Some treatments for HF are centered around medical treatment using ACE inhibitors, diuretics and/or digitalis. It has also been demonstrated that aerobic exercise may improve exercise tolerance, improve quality of life, and decrease symptoms. Cardiac surgery has also been performed on a small percentage of patients with particular etiologies. Although advances in pharmacological therapy have significantly improved the survival rate and quality of life of patients, some HF patients are refractory to drug therapy, have a poor prognosis and limited exercise tolerance. In recent years cardiac pacing, in particular Cardiac Resynchronization Therapy (CRT), has emerged as an effective treatment for many patients with drug-refractory HF.
While CRT does not work for all HF patients, a majority of HF patients are CRT responders, meaning that CRT can be used to improve those patients' HF condition. CRT pacing parameters are preferably individualized for patients to increase CRT benefits.

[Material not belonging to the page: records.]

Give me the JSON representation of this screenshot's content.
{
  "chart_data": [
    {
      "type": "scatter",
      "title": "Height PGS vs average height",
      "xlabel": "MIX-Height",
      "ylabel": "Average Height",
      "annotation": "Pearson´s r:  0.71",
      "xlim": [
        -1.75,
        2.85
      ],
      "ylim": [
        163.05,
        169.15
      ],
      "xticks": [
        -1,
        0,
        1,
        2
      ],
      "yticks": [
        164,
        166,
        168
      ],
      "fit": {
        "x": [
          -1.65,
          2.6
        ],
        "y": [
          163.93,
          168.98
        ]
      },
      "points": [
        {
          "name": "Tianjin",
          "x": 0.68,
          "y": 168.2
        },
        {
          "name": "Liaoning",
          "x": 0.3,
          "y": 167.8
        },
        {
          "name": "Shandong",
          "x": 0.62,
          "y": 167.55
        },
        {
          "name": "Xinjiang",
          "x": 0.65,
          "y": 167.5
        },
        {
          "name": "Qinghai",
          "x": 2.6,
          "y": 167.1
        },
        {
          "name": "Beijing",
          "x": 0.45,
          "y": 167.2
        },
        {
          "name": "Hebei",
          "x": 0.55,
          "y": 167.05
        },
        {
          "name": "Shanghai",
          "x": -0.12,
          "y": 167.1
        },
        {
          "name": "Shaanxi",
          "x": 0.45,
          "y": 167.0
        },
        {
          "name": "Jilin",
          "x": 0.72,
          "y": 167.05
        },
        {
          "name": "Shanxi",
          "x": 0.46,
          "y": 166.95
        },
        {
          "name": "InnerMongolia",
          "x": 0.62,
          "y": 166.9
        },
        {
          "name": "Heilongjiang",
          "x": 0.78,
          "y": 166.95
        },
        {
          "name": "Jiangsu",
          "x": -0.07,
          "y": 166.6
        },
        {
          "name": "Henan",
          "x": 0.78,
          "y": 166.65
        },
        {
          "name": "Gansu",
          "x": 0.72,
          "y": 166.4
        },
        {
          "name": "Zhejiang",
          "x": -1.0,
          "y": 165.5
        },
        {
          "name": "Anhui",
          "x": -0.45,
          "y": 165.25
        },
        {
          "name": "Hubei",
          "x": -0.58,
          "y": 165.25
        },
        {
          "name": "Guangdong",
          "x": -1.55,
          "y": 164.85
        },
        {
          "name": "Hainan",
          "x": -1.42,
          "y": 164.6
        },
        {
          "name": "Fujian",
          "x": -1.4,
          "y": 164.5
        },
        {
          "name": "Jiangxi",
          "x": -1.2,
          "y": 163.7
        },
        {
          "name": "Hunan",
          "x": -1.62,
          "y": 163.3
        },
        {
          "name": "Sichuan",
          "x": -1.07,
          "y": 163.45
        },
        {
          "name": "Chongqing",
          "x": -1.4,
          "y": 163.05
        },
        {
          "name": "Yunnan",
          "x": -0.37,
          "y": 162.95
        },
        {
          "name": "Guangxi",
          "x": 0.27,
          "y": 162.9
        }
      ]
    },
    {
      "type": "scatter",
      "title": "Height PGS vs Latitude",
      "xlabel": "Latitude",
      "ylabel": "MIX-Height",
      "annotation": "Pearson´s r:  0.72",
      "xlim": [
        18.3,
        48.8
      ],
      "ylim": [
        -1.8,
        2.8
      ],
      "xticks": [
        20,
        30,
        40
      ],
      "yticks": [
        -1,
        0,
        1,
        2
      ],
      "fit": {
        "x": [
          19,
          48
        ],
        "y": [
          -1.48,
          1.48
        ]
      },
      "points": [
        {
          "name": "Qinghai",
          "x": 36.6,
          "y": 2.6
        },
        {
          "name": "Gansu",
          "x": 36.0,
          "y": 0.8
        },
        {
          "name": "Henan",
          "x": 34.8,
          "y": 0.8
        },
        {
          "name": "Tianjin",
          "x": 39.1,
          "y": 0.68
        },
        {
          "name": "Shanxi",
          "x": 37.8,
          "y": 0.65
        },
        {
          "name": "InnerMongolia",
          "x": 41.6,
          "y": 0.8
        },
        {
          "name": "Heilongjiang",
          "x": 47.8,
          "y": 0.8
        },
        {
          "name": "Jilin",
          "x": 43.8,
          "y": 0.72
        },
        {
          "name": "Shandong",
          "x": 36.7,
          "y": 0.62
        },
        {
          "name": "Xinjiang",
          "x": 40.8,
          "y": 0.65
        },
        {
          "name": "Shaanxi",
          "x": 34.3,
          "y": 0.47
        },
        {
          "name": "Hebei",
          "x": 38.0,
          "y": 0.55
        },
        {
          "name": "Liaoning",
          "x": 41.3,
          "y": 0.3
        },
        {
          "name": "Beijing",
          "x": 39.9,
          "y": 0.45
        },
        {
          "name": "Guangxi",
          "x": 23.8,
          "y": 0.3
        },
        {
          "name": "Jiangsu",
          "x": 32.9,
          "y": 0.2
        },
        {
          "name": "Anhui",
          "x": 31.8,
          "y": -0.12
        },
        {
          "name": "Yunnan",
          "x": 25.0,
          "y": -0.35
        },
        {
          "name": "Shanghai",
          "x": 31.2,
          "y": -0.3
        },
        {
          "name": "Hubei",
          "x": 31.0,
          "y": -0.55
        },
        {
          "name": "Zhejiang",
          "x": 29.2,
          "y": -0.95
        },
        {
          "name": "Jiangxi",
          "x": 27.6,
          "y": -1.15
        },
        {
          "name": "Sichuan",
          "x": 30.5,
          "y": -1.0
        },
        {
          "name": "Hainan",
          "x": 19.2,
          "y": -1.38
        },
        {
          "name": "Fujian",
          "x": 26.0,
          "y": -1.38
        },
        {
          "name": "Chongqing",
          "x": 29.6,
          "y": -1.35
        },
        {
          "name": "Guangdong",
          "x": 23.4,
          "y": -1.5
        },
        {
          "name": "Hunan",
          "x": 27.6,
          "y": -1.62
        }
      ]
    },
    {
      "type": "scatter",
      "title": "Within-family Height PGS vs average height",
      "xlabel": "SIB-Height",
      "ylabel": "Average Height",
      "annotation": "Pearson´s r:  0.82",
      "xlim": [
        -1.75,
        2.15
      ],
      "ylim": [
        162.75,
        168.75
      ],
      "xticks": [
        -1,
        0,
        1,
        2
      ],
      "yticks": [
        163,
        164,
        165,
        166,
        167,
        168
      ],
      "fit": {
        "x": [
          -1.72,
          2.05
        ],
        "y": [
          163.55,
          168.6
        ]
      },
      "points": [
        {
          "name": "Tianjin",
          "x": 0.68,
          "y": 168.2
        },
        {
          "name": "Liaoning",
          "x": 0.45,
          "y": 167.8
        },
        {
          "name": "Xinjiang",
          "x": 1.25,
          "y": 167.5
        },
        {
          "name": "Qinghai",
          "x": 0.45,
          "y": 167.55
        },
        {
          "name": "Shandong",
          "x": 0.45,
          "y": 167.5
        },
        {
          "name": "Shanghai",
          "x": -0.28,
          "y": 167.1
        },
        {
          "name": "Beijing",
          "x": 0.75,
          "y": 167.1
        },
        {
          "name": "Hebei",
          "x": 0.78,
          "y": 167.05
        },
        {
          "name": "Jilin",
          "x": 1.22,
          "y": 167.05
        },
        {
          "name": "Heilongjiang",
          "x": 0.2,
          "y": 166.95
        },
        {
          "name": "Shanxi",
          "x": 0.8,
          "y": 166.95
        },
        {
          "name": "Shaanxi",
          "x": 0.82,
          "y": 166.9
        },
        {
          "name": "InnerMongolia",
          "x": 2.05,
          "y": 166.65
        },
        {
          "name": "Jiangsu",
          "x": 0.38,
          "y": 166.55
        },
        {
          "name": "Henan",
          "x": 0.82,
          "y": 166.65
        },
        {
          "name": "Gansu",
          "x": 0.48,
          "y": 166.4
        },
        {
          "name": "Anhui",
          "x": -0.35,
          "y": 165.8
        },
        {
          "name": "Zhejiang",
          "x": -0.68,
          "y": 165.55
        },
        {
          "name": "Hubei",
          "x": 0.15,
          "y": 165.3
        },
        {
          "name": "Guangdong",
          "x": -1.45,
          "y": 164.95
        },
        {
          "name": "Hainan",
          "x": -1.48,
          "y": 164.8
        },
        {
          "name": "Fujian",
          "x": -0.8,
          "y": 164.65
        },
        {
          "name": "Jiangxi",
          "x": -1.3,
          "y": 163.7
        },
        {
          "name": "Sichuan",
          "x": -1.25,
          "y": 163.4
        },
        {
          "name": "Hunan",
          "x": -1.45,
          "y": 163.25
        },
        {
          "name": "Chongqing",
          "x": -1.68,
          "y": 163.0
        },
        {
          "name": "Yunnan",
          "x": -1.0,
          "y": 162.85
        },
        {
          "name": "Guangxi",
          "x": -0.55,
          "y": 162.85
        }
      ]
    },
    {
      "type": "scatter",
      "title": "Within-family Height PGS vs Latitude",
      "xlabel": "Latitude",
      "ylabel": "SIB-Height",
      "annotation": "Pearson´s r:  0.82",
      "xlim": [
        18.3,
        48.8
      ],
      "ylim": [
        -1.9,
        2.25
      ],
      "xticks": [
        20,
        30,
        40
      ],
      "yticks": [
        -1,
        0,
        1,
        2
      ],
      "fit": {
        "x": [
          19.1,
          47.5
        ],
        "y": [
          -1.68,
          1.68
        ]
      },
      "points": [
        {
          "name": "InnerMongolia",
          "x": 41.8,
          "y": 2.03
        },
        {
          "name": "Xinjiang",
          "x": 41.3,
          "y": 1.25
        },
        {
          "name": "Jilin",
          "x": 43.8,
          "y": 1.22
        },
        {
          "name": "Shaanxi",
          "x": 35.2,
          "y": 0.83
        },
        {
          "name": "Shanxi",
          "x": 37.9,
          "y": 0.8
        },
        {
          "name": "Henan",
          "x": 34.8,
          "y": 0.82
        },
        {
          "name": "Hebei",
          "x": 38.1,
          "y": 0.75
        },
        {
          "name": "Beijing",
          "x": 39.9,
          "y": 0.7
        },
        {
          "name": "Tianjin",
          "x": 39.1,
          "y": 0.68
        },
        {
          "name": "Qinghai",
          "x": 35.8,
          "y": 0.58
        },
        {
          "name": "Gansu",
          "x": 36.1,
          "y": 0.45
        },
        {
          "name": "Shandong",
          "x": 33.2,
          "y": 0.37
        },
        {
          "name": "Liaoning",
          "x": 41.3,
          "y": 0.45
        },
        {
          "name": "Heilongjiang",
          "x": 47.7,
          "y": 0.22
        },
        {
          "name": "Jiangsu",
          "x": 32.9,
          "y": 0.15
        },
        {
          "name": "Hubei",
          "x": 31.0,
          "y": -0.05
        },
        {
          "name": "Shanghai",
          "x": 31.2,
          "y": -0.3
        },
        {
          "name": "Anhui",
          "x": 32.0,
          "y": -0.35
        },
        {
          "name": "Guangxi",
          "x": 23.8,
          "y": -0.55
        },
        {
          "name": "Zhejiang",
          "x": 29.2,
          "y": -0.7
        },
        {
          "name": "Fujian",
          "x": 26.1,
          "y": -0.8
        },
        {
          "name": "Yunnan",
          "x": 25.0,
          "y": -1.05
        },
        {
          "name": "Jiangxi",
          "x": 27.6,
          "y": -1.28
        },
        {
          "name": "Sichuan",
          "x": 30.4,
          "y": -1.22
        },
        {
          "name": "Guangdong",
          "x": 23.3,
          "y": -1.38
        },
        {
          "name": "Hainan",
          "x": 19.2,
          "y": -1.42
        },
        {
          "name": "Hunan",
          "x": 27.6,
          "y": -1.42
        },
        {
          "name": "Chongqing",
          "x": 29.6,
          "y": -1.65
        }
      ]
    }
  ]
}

While echocardiography based techniques are sometimes used to select CRT pacing parameters, echocardiography based CRT pacing parameter selection is very time consuming and poorly reproducible. Device based CRT parameter selection algorithms have alternatively been used to select CRT pacing parameters, including atrioventricular (AV) delay and interventricular (VV) delay. For example, St. Jude Medical's QuickOpt™ algorithm can be used to select AV and VV delays based on measures from an intra-cardiac electrogram (IEGM) or electrocardiogram (ECG), such as P-wave width. However, because QuickOpt™ does not rely on hemodynamic measures, some physicians do not understand and/or trust results of the QuickOpt™ algorithm, although it is quick and easy. Accordingly, the tailoring of CRT parameters for individuals is often not performed for responders and some nonresponders to improve CRT benefits. Additionally, while new multi-electrode leads (MELs), such as St. Jude Medical's Quartet™ left ventricular (LV) lead, provide numerous CRT pacing vector options, most commercially available CRT pacing parameter selection/optimization algorithms (such as QuickOpt™) can not be used to select pacing vectors.
In view of the above, there is still a need for methods, devices and systems that can be used to efficiently identify and select improved Cardiac Resynchronization Therapy (CRT) parameters.